Sayadaw U Tejaniya emphasizes that the right attitude is crucial, especially in meditation, as it determines the quality and effectiveness of the practice. For him, the "right attitude" essentially refers to wise attention or proper consideration (often translated from the Pali term yoniso manasikāra).

​The core elements of the right attitude, particularly in the context of awareness and meditation, include:

  1. Relaxed and Comfortable Awareness: The mind and body should be relaxed, not tense or forcing anything. Awareness should be light and continuous, not strained or too hard.
  2. Non-Greed/Non-Aversion/No Delusion: The right attitude is fundamentally free of the three unwholesome roots:
    • No Greed: Don't try to create anything, want any specific experience, or have expectations about what should happen.
    • No Aversion: Don't try to reject or stop what is happening (even unpleasant or unwanted things like thinking, pain, or dullness). Don't be anxious or disturbed.
    • No Delusion: Simply know what is happening as it is without getting lost in the experience or not knowing if it's there or gone.

3. Observing and Learning: The purpose is to acknowledge and observe whatever arises—pleasant or unpleasant—with patience and understanding, to learn about the nature of mind and objects.
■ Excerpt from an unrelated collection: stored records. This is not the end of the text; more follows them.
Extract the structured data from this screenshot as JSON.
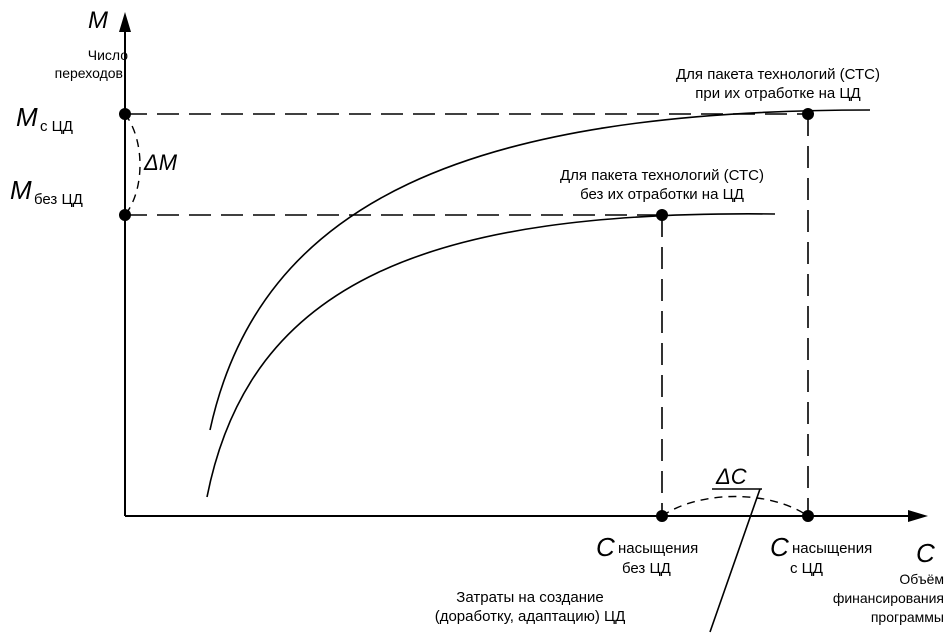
{
  "y_axis": {
    "symbol": "M",
    "label_line1": "Число",
    "label_line2": "переходов",
    "tick_high_symbol": "M",
    "tick_high_sub": "с ЦД",
    "tick_low_symbol": "M",
    "tick_low_sub": "без ЦД",
    "delta": "ΔM"
  },
  "x_axis": {
    "symbol": "C",
    "label_line1": "Объём",
    "label_line2": "финансирования",
    "label_line3": "программы",
    "tick_left_symbol": "C",
    "tick_left_sub1": "насыщения",
    "tick_left_sub2": "без ЦД",
    "tick_right_symbol": "C",
    "tick_right_sub1": "насыщения",
    "tick_right_sub2": "с ЦД",
    "delta": "ΔC"
  },
  "curves": {
    "upper_line1": "Для пакета технологий (СТС)",
    "upper_line2": "при их отработке на ЦД",
    "lower_line1": "Для пакета технологий (СТС)",
    "lower_line2": "без их отработки на ЦД"
  },
  "callout": {
    "line1": "Затраты на создание",
    "line2": "(доработку, адаптацию) ЦД"
  }
}
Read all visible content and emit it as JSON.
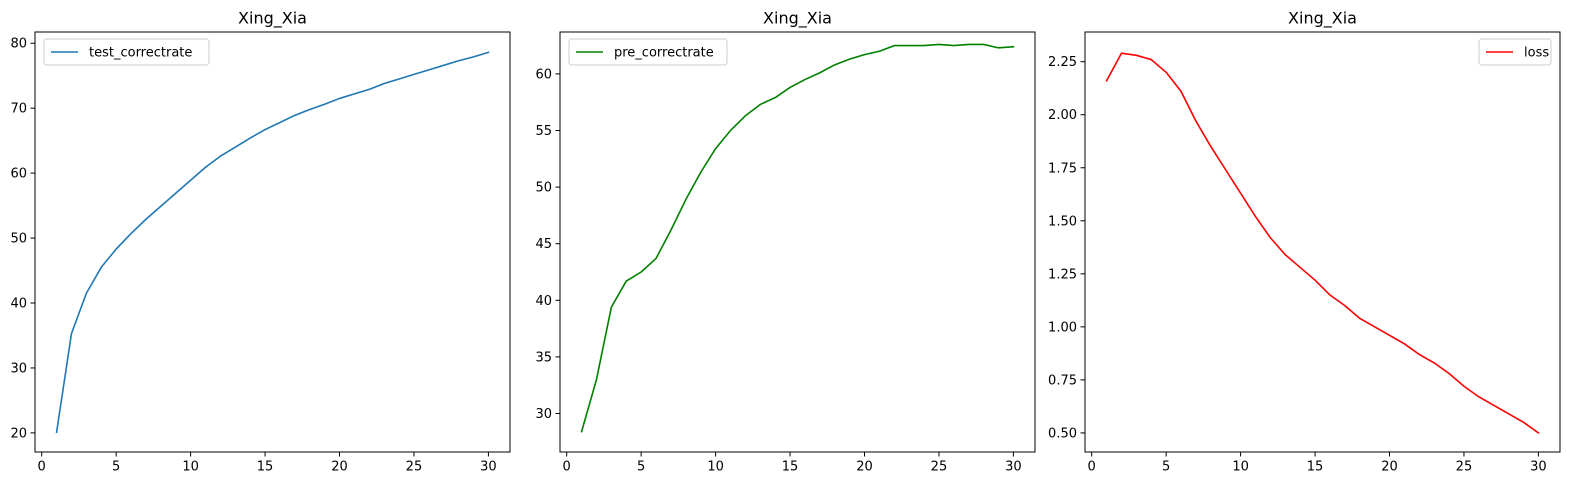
{
  "chart_data": [
    {
      "type": "line",
      "title": "Xing_Xia",
      "xlabel": "",
      "ylabel": "",
      "xlim": [
        -0.45,
        31.45
      ],
      "ylim": [
        17.06,
        81.73
      ],
      "xticks": [
        0,
        5,
        10,
        15,
        20,
        25,
        30
      ],
      "yticks": [
        20,
        30,
        40,
        50,
        60,
        70,
        80
      ],
      "ytick_labels": [
        "20",
        "30",
        "40",
        "50",
        "60",
        "70",
        "80"
      ],
      "grid": false,
      "legend_position": "upper-left",
      "series": [
        {
          "name": "test_correctrate",
          "color": "#1f77b4",
          "x": [
            1,
            2,
            3,
            4,
            5,
            6,
            7,
            8,
            9,
            10,
            11,
            12,
            13,
            14,
            15,
            16,
            17,
            18,
            19,
            20,
            21,
            22,
            23,
            24,
            25,
            26,
            27,
            28,
            29,
            30
          ],
          "y": [
            20.1,
            35.3,
            41.5,
            45.5,
            48.3,
            50.7,
            52.9,
            54.9,
            56.9,
            58.9,
            60.9,
            62.6,
            64.0,
            65.4,
            66.7,
            67.8,
            68.9,
            69.8,
            70.6,
            71.5,
            72.2,
            72.9,
            73.8,
            74.5,
            75.2,
            75.9,
            76.6,
            77.3,
            77.9,
            78.6
          ]
        }
      ]
    },
    {
      "type": "line",
      "title": "Xing_Xia",
      "xlabel": "",
      "ylabel": "",
      "xlim": [
        -0.45,
        31.45
      ],
      "ylim": [
        26.6,
        63.7
      ],
      "xticks": [
        0,
        5,
        10,
        15,
        20,
        25,
        30
      ],
      "yticks": [
        30,
        35,
        40,
        45,
        50,
        55,
        60
      ],
      "ytick_labels": [
        "30",
        "35",
        "40",
        "45",
        "50",
        "55",
        "60"
      ],
      "grid": false,
      "legend_position": "upper-left",
      "series": [
        {
          "name": "pre_correctrate",
          "color": "#008000",
          "x": [
            1,
            2,
            3,
            4,
            5,
            6,
            7,
            8,
            9,
            10,
            11,
            12,
            13,
            14,
            15,
            16,
            17,
            18,
            19,
            20,
            21,
            22,
            23,
            24,
            25,
            26,
            27,
            28,
            29,
            30
          ],
          "y": [
            28.4,
            33.0,
            39.4,
            41.7,
            42.5,
            43.7,
            46.2,
            48.9,
            51.3,
            53.4,
            55.0,
            56.3,
            57.3,
            57.9,
            58.8,
            59.5,
            60.1,
            60.8,
            61.3,
            61.7,
            62.0,
            62.5,
            62.5,
            62.5,
            62.6,
            62.5,
            62.6,
            62.6,
            62.3,
            62.4
          ]
        }
      ]
    },
    {
      "type": "line",
      "title": "Xing_Xia",
      "xlabel": "",
      "ylabel": "",
      "xlim": [
        -0.45,
        31.45
      ],
      "ylim": [
        0.41,
        2.39
      ],
      "xticks": [
        0,
        5,
        10,
        15,
        20,
        25,
        30
      ],
      "yticks": [
        0.5,
        0.75,
        1.0,
        1.25,
        1.5,
        1.75,
        2.0,
        2.25
      ],
      "ytick_labels": [
        "0.50",
        "0.75",
        "1.00",
        "1.25",
        "1.50",
        "1.75",
        "2.00",
        "2.25"
      ],
      "grid": false,
      "legend_position": "upper-right",
      "series": [
        {
          "name": "loss",
          "color": "#ff0000",
          "x": [
            1,
            2,
            3,
            4,
            5,
            6,
            7,
            8,
            9,
            10,
            11,
            12,
            13,
            14,
            15,
            16,
            17,
            18,
            19,
            20,
            21,
            22,
            23,
            24,
            25,
            26,
            27,
            28,
            29,
            30
          ],
          "y": [
            2.16,
            2.29,
            2.28,
            2.26,
            2.2,
            2.11,
            1.97,
            1.85,
            1.74,
            1.63,
            1.52,
            1.42,
            1.34,
            1.28,
            1.22,
            1.15,
            1.1,
            1.04,
            1.0,
            0.96,
            0.92,
            0.87,
            0.83,
            0.78,
            0.72,
            0.67,
            0.63,
            0.59,
            0.55,
            0.5
          ]
        }
      ]
    }
  ]
}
You are not trying to make things turn out a certain way, but trying to know what is happening.

4. Accepting All Objects: Any object that comes to attention is the "right object," as long as the observing mind has the right attitude (free from wanting or rejecting). The focus is on the quality of the observing mind (the attitude) rather than the object itself.

5. Perseverance over Forceful Effort: The effort should be one of continuous awareness and patience, rather than intense focusing or concentration that leads to tiredness or tension.

​In short, the right attitude is one of relaxed, non-interfering, continuous awareness that is interested in knowing the true nature of things as they are, without wanting or rejecting.